EDITORIAL - Politics dashes any hope of reform
The reason why it is very difficult for the Philippines to rationalize and regulate things is that there is always an element of politics behind every move it takes in any direction. In cases where truly excellent ideas turn into policies and really practical intents are crafted into laws, it is always in the implementation and carrying out of orders that everything collapses.
Why? Because there are always political interests to protect. In the sense that laws and policies always naturally affect people and their various endeavors, it becomes an almost attendant consideration how votes can get affected by these laws and policies. Thus there are now in this country a surfeit of really good and beneficial laws that just lie and die there, unimplemented or, if implemented, only in a haphazard and inefficient way.
Take for example the ever growing problem of road congestion and traffic. One of the major contributing factors to the problem have nothing to do with traffic at all but with road congestion posed by people and their endeavors that are not supposed to hamper access and use of roads. But clearing roads cannot be done in a massive and consistent way without incurring the ire of a sector that is rich in votes.
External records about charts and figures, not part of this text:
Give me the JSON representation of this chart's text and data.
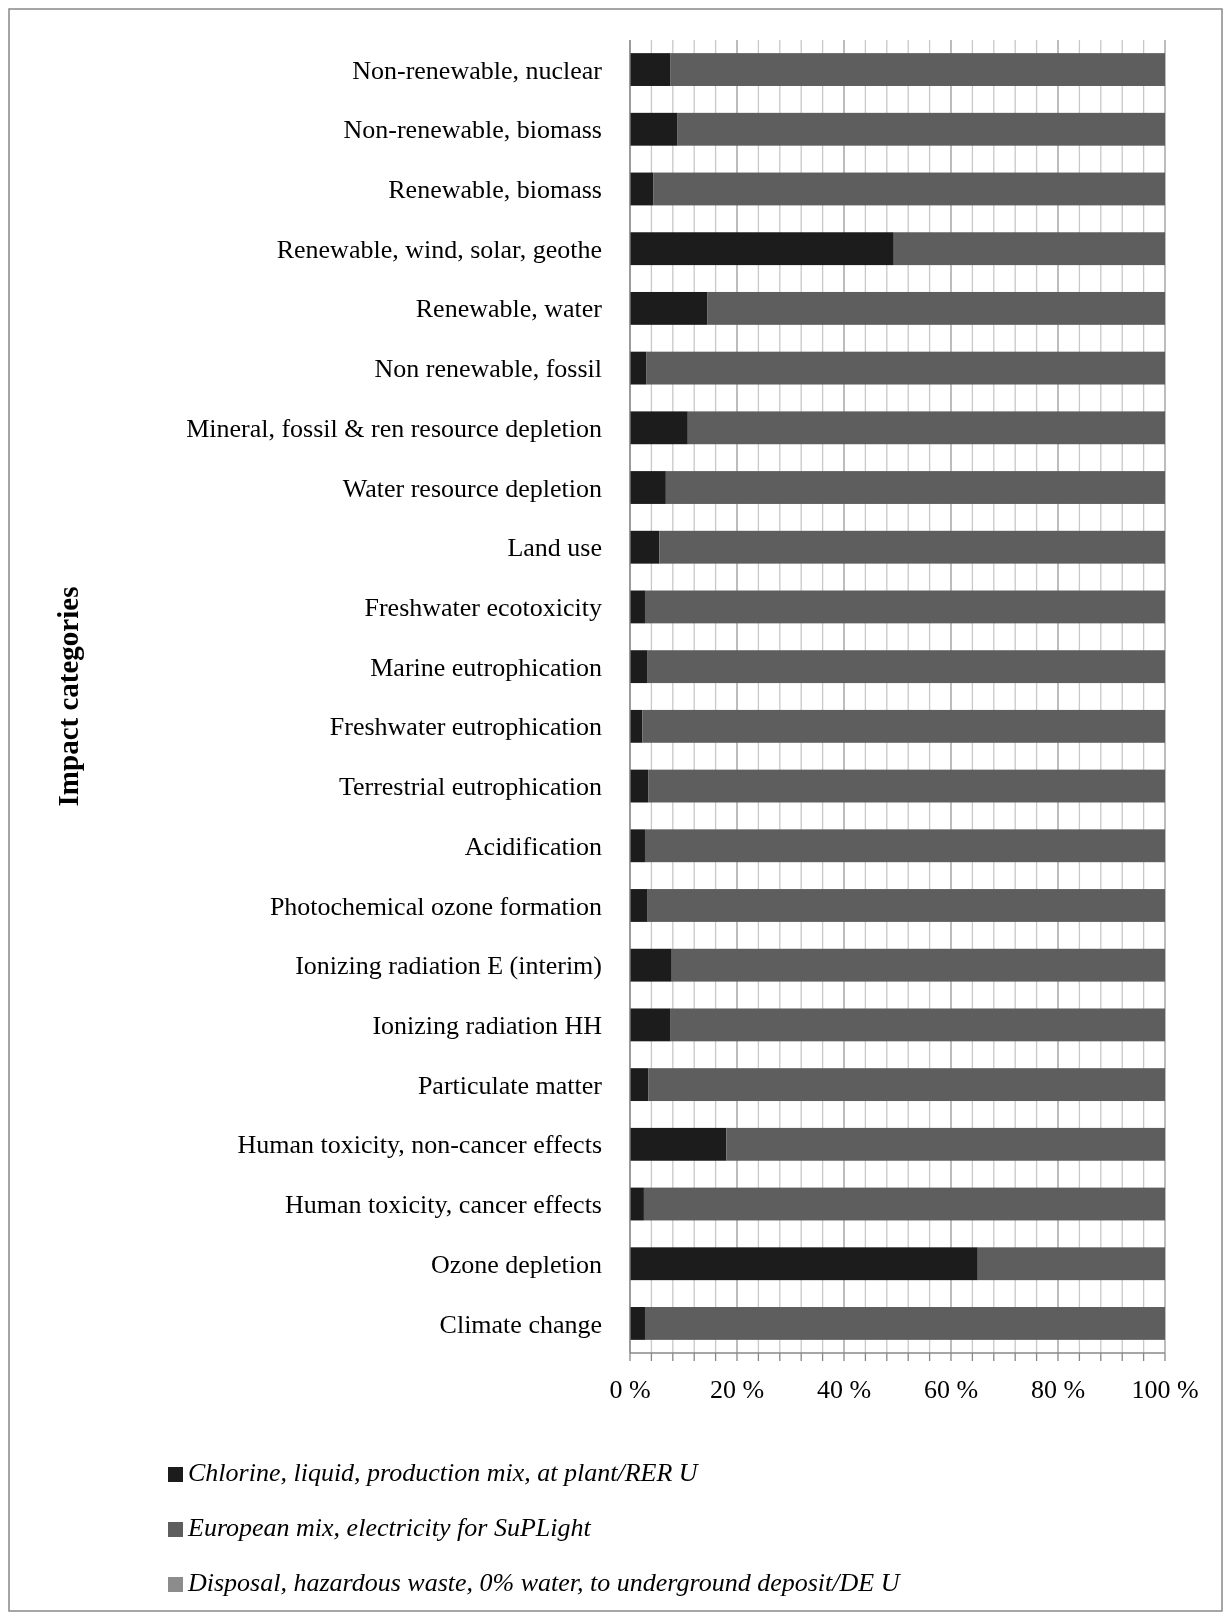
{
  "chart_data": {
    "type": "bar",
    "orientation": "horizontal",
    "stacked": true,
    "ylabel": "Impact categories",
    "categories": [
      "Non-renewable, nuclear",
      "Non-renewable, biomass",
      "Renewable, biomass",
      "Renewable, wind, solar, geothe",
      "Renewable, water",
      "Non renewable, fossil",
      "Mineral, fossil & ren resource depletion",
      "Water resource depletion",
      "Land use",
      "Freshwater ecotoxicity",
      "Marine eutrophication",
      "Freshwater eutrophication",
      "Terrestrial eutrophication",
      "Acidification",
      "Photochemical ozone formation",
      "Ionizing radiation E (interim)",
      "Ionizing radiation HH",
      "Particulate matter",
      "Human toxicity, non-cancer effects",
      "Human toxicity, cancer effects",
      "Ozone depletion",
      "Climate change"
    ],
    "series": [
      {
        "name": "Chlorine, liquid, production mix, at plant/RER U",
        "color": "#1c1c1c",
        "values": [
          7.5,
          8.9,
          4.4,
          49.3,
          14.5,
          3.1,
          10.8,
          6.7,
          5.5,
          2.8,
          3.3,
          2.3,
          3.4,
          2.8,
          3.3,
          7.8,
          7.6,
          3.4,
          18,
          2.6,
          65,
          2.8
        ]
      },
      {
        "name": "European mix, electricity for SuPLight",
        "color": "#5e5e5e",
        "values": [
          92.5,
          91.1,
          95.6,
          50.7,
          85.5,
          96.9,
          89.2,
          93.3,
          94.5,
          97.2,
          96.7,
          97.7,
          96.6,
          97.2,
          96.7,
          92.2,
          92.4,
          96.6,
          82,
          97.4,
          35,
          97.2
        ]
      },
      {
        "name": "Disposal, hazardous waste, 0% water, to underground deposit/DE U",
        "color": "#8c8c8c",
        "values": [
          0,
          0,
          0,
          0,
          0,
          0,
          0,
          0,
          0,
          0,
          0,
          0,
          0,
          0,
          0,
          0,
          0,
          0,
          0,
          0,
          0,
          0
        ]
      }
    ],
    "xlim": [
      0,
      100
    ],
    "xticks": [
      {
        "value": 0,
        "label": "0 %"
      },
      {
        "value": 4,
        "label": null
      },
      {
        "value": 8,
        "label": null
      },
      {
        "value": 12,
        "label": null
      },
      {
        "value": 16,
        "label": null
      },
      {
        "value": 20,
        "label": "20 %"
      },
      {
        "value": 24,
        "label": null
      },
      {
        "value": 28,
        "label": null
      },
      {
        "value": 32,
        "label": null
      },
      {
        "value": 36,
        "label": null
      },
      {
        "value": 40,
        "label": "40 %"
      },
      {
        "value": 44,
        "label": null
      },
      {
        "value": 48,
        "label": null
      },
      {
        "value": 52,
        "label": null
      },
      {
        "value": 56,
        "label": null
      },
      {
        "value": 60,
        "label": "60 %"
      },
      {
        "value": 64,
        "label": null
      },
      {
        "value": 68,
        "label": null
      },
      {
        "value": 72,
        "label": null
      },
      {
        "value": 76,
        "label": null
      },
      {
        "value": 80,
        "label": "80 %"
      },
      {
        "value": 84,
        "label": null
      },
      {
        "value": 88,
        "label": null
      },
      {
        "value": 92,
        "label": null
      },
      {
        "value": 96,
        "label": null
      },
      {
        "value": 100,
        "label": "100 %"
      }
    ],
    "grid": "x",
    "legend": "bottom"
  }
}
And so, whatever measures get undertaken in this direction are usually just for show, for the consumption of media and the complaining others, meant to be forgotten until the next complaint comes along. Then there are the laws against driving motorcycles without helmets, or carrying very small children on motorcycles. These, too, do not get implemented as the laws on them intended. And for the same reasons – they could cost the politicians a lot of votes.
The same with the positive aspects of legislation and executive policy. Take, for instance, the preferential government attitude toward OFWs, often at the expense of local labor who contribute so much more to the economy than OFWs ever can. Why such bias for OFWs? Because they are, for all intents and purposes, a huge voting bloc. They are not like local labor whose vote is not collective and can go any which way.
And so on and so forth, this goes on unrequitedly. Policies and laws have become no more than charades intended to keep up the show. But in the truest sense, it is all just going through the motions. The worst part of it all is that every new policy and every new law never ceases to inspire hope in a people desperate for real change in their lives. Nowhere else is hope the mother of frustration than in this country.